WASHINGTON VEUT RETIRER SON APPUI À LA BAD
Le soutien américain à la Banque africaine de développement est sur le point de s'effondrer. Donald Trump propose de supprimer la contribution au Fonds africain de développement, dont les États-Unis sont le troisième bailleur bilatéral

(SenePlus) - Dans une décision qui risque d'ébranler profondément le financement du développement en Afrique, l'administration Trump prévoit de mettre fin à la contribution américaine au Fonds africain de développement (FAD), le guichet concessionnel de la Banque africaine de développement (BAD). Cette information, révélée par Jeune Afrique, intervient à quelques jours de l'assemblée annuelle de l'institution à Abidjan, où sera élu un nouveau président.
Cette mesure, qui s'élève à 555 millions de dollars, figure dans le "Fiscal Year 2026 Discretionary Budget Request" transmis le 2 mai au Congrès américain. La Maison-Blanche justifie cette coupe budgétaire par un "réalignement" de l'aide étrangère sur les priorités de l'agenda "America First", comme le rapporte le magazine panafricain.

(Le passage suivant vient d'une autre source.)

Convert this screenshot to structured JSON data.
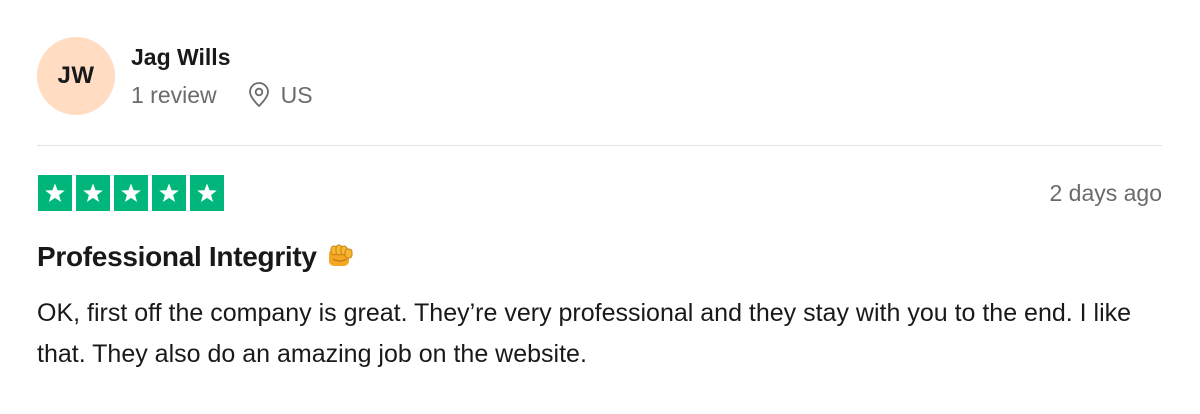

Si cette proposition est approuvée par les parlementaires américains, elle marquera un tournant historique dans les relations entre Washington et la BAD, que les États-Unis soutiennent depuis plus de quarante ans. Actuellement, l'Amérique est le troisième bailleur bilatéral du FAD-16 (couvrant la période 2023-2025), derrière l'Allemagne (670 millions de dollars) et la France (611 millions de dollars), contribuant à environ 6% du financement du cycle en cours, estimé à 8,9 milliards de dollars.
"La suppression de la contribution de Washington aurait un impact direct sur les capacités d'engagement de la BAD dans une quarantaine de pays africains", indique Jeune Afrique. Le FAD, créé en 1972, est en effet un instrument crucial pour le financement à taux préférentiels de projets dans les domaines essentiels comme la santé, l'éducation, l'électrification rurale ou l'adaptation climatique.

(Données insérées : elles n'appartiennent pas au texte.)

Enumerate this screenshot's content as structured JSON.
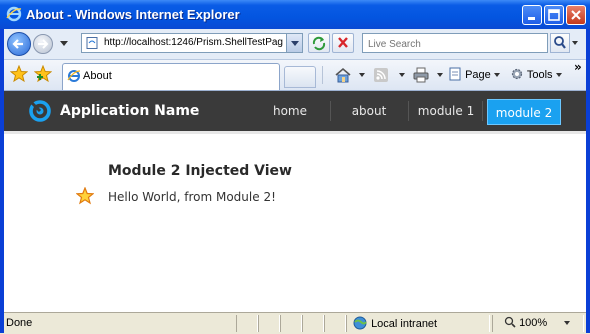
{
  "window": {
    "title": "About - Windows Internet Explorer"
  },
  "navbar": {
    "url": "http://localhost:1246/Prism.ShellTestPag",
    "search_placeholder": "Live Search"
  },
  "tabs": [
    {
      "label": "About"
    }
  ],
  "command_bar": {
    "page_label": "Page",
    "tools_label": "Tools",
    "chevron": "»"
  },
  "app": {
    "name": "Application Name",
    "nav": [
      {
        "label": "home",
        "active": false
      },
      {
        "label": "about",
        "active": false
      },
      {
        "label": "module 1",
        "active": false
      },
      {
        "label": "module 2",
        "active": true
      }
    ],
    "accent_color": "#1aa1f0"
  },
  "content": {
    "title": "Module 2 Injected View",
    "message": "Hello World, from Module 2!"
  },
  "status": {
    "text": "Done",
    "zone": "Local intranet",
    "zoom": "100%"
  }
}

Cette annonce intervient dans un contexte particulièrement délicat pour l'Afrique. Le président sortant de la BAD, Akinwumi Adesina, qui avait notamment appuyé la création d'un nouveau guichet dédié à l'action climatique pour les pays à faible revenu, verra sans doute d'un œil critique cette décision de Donald Trump. Ce dernier a d'ailleurs qualifié l'accord de Paris sur le climat "d'escroquerie injuste et unilatérale" dès son retour au pouvoir, annonçant le retrait des États-Unis de ce pacte international.

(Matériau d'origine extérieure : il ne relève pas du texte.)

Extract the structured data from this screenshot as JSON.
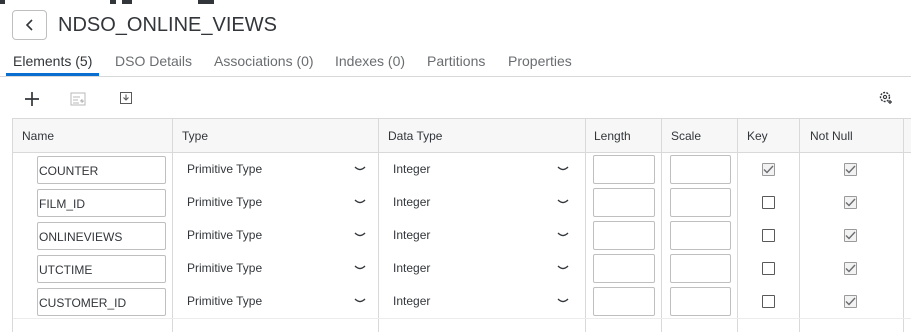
{
  "header": {
    "title": "NDSO_ONLINE_VIEWS"
  },
  "tabs": [
    {
      "label": "Elements (5)",
      "active": true
    },
    {
      "label": "DSO Details",
      "active": false
    },
    {
      "label": "Associations (0)",
      "active": false
    },
    {
      "label": "Indexes (0)",
      "active": false
    },
    {
      "label": "Partitions",
      "active": false
    },
    {
      "label": "Properties",
      "active": false
    }
  ],
  "toolbar": {
    "icons": [
      "add-icon",
      "edit-list-icon",
      "import-icon",
      "settings-icon"
    ]
  },
  "table": {
    "columns": [
      "Name",
      "Type",
      "Data Type",
      "Length",
      "Scale",
      "Key",
      "Not Null"
    ],
    "rows": [
      {
        "name": "COUNTER",
        "type": "Primitive Type",
        "data_type": "Integer",
        "length": "",
        "scale": "",
        "key": true,
        "not_null": true,
        "key_disabled": true
      },
      {
        "name": "FILM_ID",
        "type": "Primitive Type",
        "data_type": "Integer",
        "length": "",
        "scale": "",
        "key": false,
        "not_null": true,
        "key_disabled": false
      },
      {
        "name": "ONLINEVIEWS",
        "type": "Primitive Type",
        "data_type": "Integer",
        "length": "",
        "scale": "",
        "key": false,
        "not_null": true,
        "key_disabled": false
      },
      {
        "name": "UTCTIME",
        "type": "Primitive Type",
        "data_type": "Integer",
        "length": "",
        "scale": "",
        "key": false,
        "not_null": true,
        "key_disabled": false
      },
      {
        "name": "CUSTOMER_ID",
        "type": "Primitive Type",
        "data_type": "Integer",
        "length": "",
        "scale": "",
        "key": false,
        "not_null": true,
        "key_disabled": false
      }
    ]
  },
  "colors": {
    "accent": "#0a6ed1",
    "text": "#32363a",
    "border": "#d9d9d9",
    "header_bg": "#f7f7f7"
  }
}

La décision américaine reflète une réorientation stratégique dans le financement du développement. Selon Jeune Afrique, "si la Maison-Blanche renonce au FAD, elle prévoit en parallèle de verser 3,2 milliards de dollars à l'IDA-21, le guichet équivalent de la Banque mondiale, et de renforcer la Development Finance Corporation (DFC), bras armé des investissements américains à l'étranger."
Ce choix intervient alors que les besoins de financement du continent africain sont colossaux. La Commission économique pour l'Afrique les estime à plus de 100 milliards de dollars par an pour les infrastructures, tandis que la BAD évoque un montant de 400 milliards d'ici 2030 pour rattraper le retard sur les autres pays en développement.
Pour la BAD, le défi est donc double. D'une part, il lui faudra convaincre d'autres bailleurs de combler le vide laissé par Washington, et d'autre part, elle devra peut-être "redéfinir en profondeur ses modèles de financement", comme le suggère Jeune Afrique. Ce retrait américain confirme en tout cas que, pour l'administration Trump, la solidarité multilatérale n'est plus un pilier de la politique étrangère des États-Unis.